Comparative intervention studies
A study evaluated the therapeutic value of cognitive behavioral therapy and aerobic exercise for treating obese adolescent students [18]. The mean differences combined with standard deviations between aerobic exercises (Group A) and cognitive behavioral therapy (Group B) demonstrated significant BMI (1.654 ± 0.2186 and 0.841 ± 0.3449) and WHR (0.0282 ± 0.00863 and 0.0131 ± 0.0066) improvements. This study identified a significant link between pre-intervention BMI and WHR in both groups, as well as with variables such as missing breakfast, consumption of junk food, red meat, bakery food items, parental education, and reduced fruit intake. Another study found that junk food intake (p = 0.005) and the purchase of food from street vendors (p = 0.0025) were substantially correlated in adolescents aged 15-19 years [19]. Male participants exhibited a higher frequency of milk and milk product consumption compared to female participants (p < 0.0001). Deficient dietary practices, such as meal omission, consumption of junk food, or purchasing food from street vendors, were correlated with a higher prevalence of participants classified as obese or overweight (p < 0.0001). A higher risk of obesity was linked to factors such as missing breakfast (p < 0.001), eating fewer vegetables (p < 0.001), consuming carbonated drinks more than thrice weekly (p < 0.001), and processed food consumption more than three times a week (p < 0.001) [20].
Limitations
One limitation of the study is that the potency of the interventional package was measured solely using WHR, BMI, well-being, and knowledge. Another limitation is that parental education was restricted to the use of a booklet and reinforcement through phone calls.
Conclusions
The study findings showed that the adolescent students who received the interventional package stood out in some important ways. The results were much better for overweight adolescents than for obese adolescents. The average score from the interventional package showed a clear improvement in both knowledge and well-being. Similarly, BMI and WHR outcomes supported the effectiveness of the intervention. The results suggest that strategies that follow WHO recommendations, including those that increase knowledge about healthy living and encourage physical activities such as yoga, are important for improving adolescent health and well-being. The findings from this research can be applied to prevent adolescent obesity. Although the intervention achieved its goals in the study, its lasting impact and ability to be applied elsewhere need to be further investigated.
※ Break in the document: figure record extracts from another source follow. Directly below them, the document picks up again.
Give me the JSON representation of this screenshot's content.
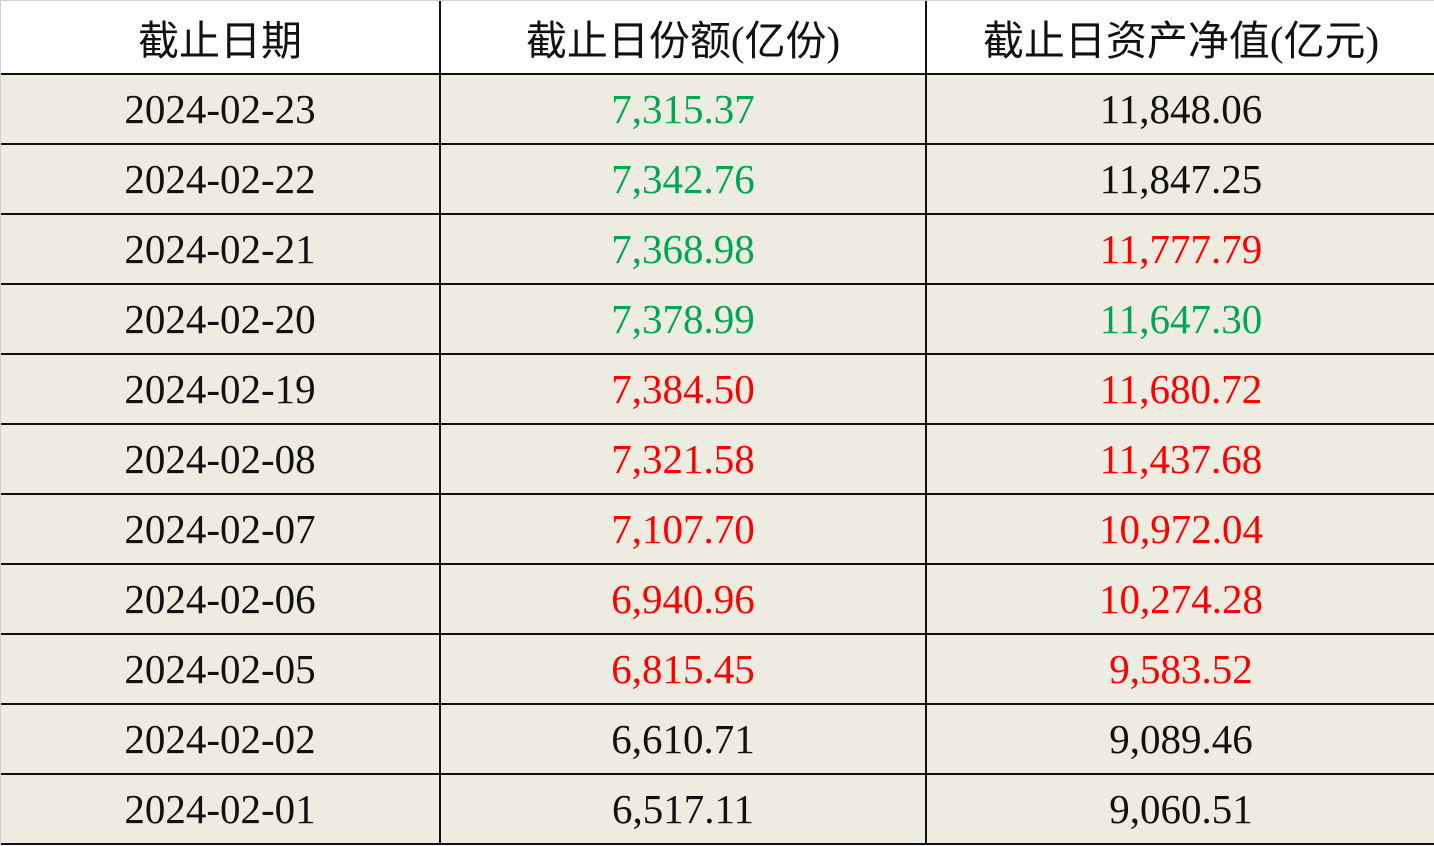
{
  "table": {
    "header": [
      "截止日期",
      "截止日份额(亿份)",
      "截止日资产净值(亿元)"
    ],
    "rows": [
      [
        "2024-02-23",
        "7,315.37",
        "11,848.06"
      ],
      [
        "2024-02-22",
        "7,342.76",
        "11,847.25"
      ],
      [
        "2024-02-21",
        "7,368.98",
        "11,777.79"
      ],
      [
        "2024-02-20",
        "7,378.99",
        "11,647.30"
      ],
      [
        "2024-02-19",
        "7,384.50",
        "11,680.72"
      ],
      [
        "2024-02-08",
        "7,321.58",
        "11,437.68"
      ],
      [
        "2024-02-07",
        "7,107.70",
        "10,972.04"
      ],
      [
        "2024-02-06",
        "6,940.96",
        "10,274.28"
      ],
      [
        "2024-02-05",
        "6,815.45",
        "9,583.52"
      ],
      [
        "2024-02-02",
        "6,610.71",
        "9,089.46"
      ],
      [
        "2024-02-01",
        "6,517.11",
        "9,060.51"
      ]
    ],
    "colors": [
      [
        "#111111",
        "#00a651",
        "#111111"
      ],
      [
        "#111111",
        "#00a651",
        "#111111"
      ],
      [
        "#111111",
        "#00a651",
        "#ff0000"
      ],
      [
        "#111111",
        "#00a651",
        "#00a651"
      ],
      [
        "#111111",
        "#ff0000",
        "#ff0000"
      ],
      [
        "#111111",
        "#ff0000",
        "#ff0000"
      ],
      [
        "#111111",
        "#ff0000",
        "#ff0000"
      ],
      [
        "#111111",
        "#ff0000",
        "#ff0000"
      ],
      [
        "#111111",
        "#ff0000",
        "#ff0000"
      ],
      [
        "#111111",
        "#111111",
        "#111111"
      ],
      [
        "#111111",
        "#111111",
        "#111111"
      ]
    ]
  }
}
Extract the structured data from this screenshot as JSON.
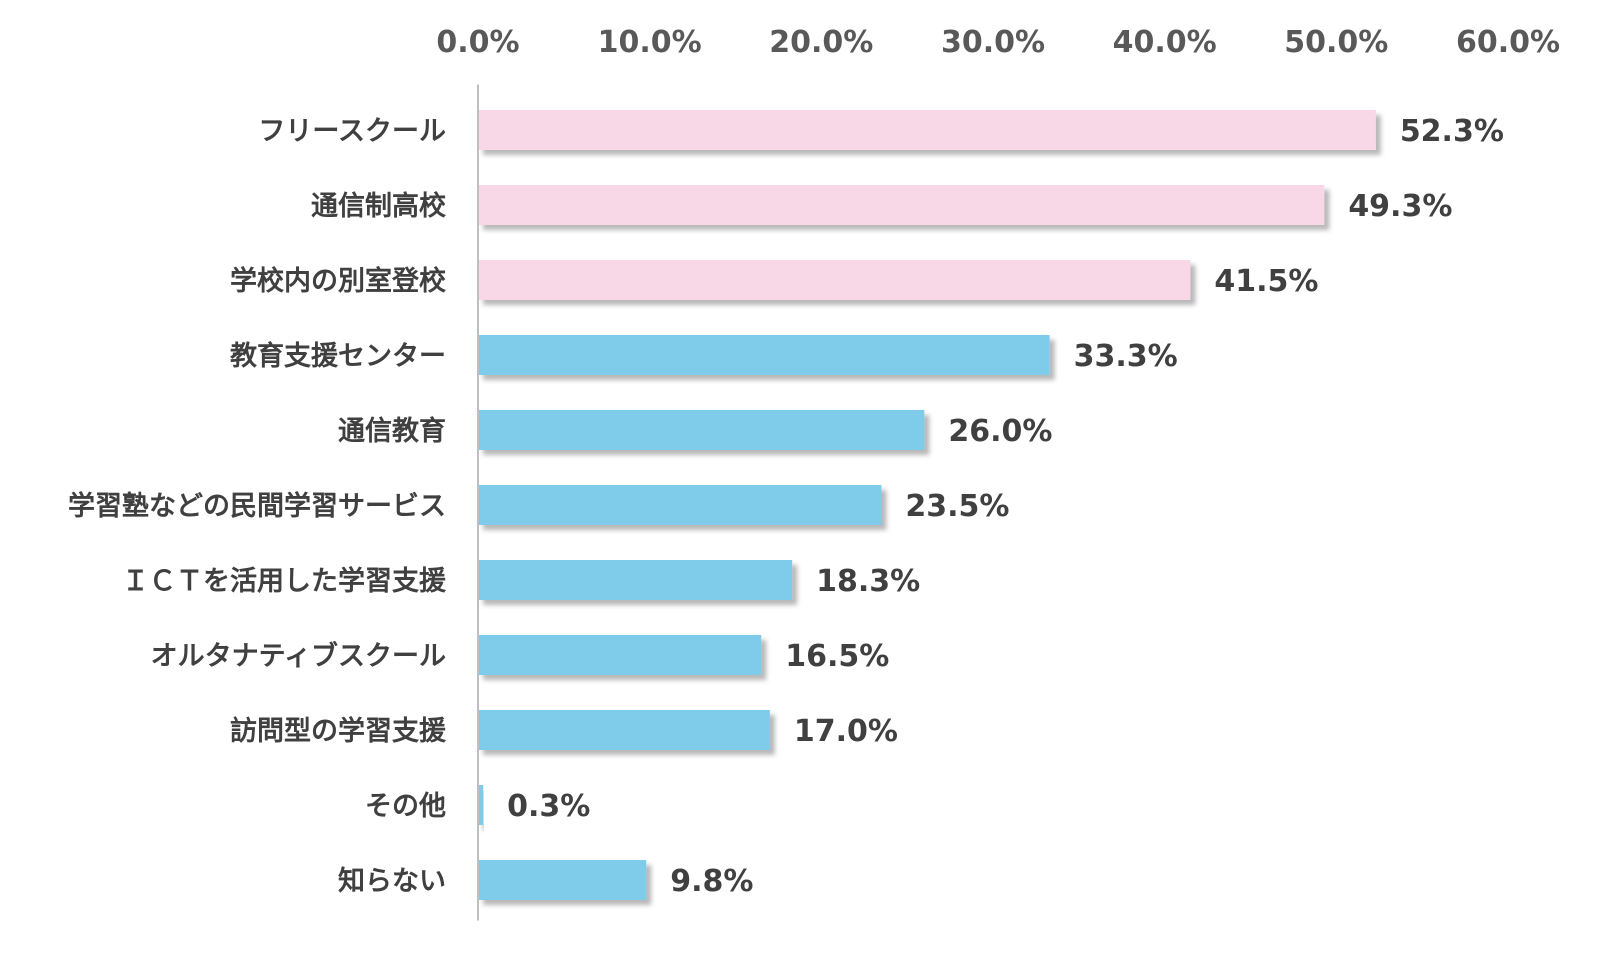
{
  "chart_data": {
    "type": "bar",
    "orientation": "horizontal",
    "categories": [
      "フリースクール",
      "通信制高校",
      "学校内の別室登校",
      "教育支援センター",
      "通信教育",
      "学習塾などの民間学習サービス",
      "ＩＣＴを活用した学習支援",
      "オルタナティブスクール",
      "訪問型の学習支援",
      "その他",
      "知らない"
    ],
    "values": [
      52.3,
      49.3,
      41.5,
      33.3,
      26.0,
      23.5,
      18.3,
      16.5,
      17.0,
      0.3,
      9.8
    ],
    "value_labels": [
      "52.3%",
      "49.3%",
      "41.5%",
      "33.3%",
      "26.0%",
      "23.5%",
      "18.3%",
      "16.5%",
      "17.0%",
      "0.3%",
      "9.8%"
    ],
    "bar_colors": [
      "#f8d7e6",
      "#f8d7e6",
      "#f8d7e6",
      "#7ecbea",
      "#7ecbea",
      "#7ecbea",
      "#7ecbea",
      "#7ecbea",
      "#7ecbea",
      "#7ecbea",
      "#7ecbea"
    ],
    "x_ticks": [
      0,
      10,
      20,
      30,
      40,
      50,
      60
    ],
    "x_tick_labels": [
      "0.0%",
      "10.0%",
      "20.0%",
      "30.0%",
      "40.0%",
      "50.0%",
      "60.0%"
    ],
    "xlim": [
      0,
      60
    ],
    "x_axis_position": "top",
    "grid": false,
    "legend": "none",
    "title": "",
    "xlabel": "",
    "ylabel": ""
  }
}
More research should be done to check if the health benefits last and to see how the model can be applied in different educational or cultural environments. It is mainly up to school and community health nurses to conduct and monitor these interventions. Health educators, lifestyle coaches, and psychosocial support staff are essential for the intervention’s success, as the study demonstrates. Nonetheless, this study has limitations. It measured the results using only four indicators, i.e., knowledge, well-being, BMI, and WHR, during a short intervention period. Parents were involved mainly by handing out the booklets and calling the students every few weeks. Because of these factors, the intervention’s results should be considered with caution.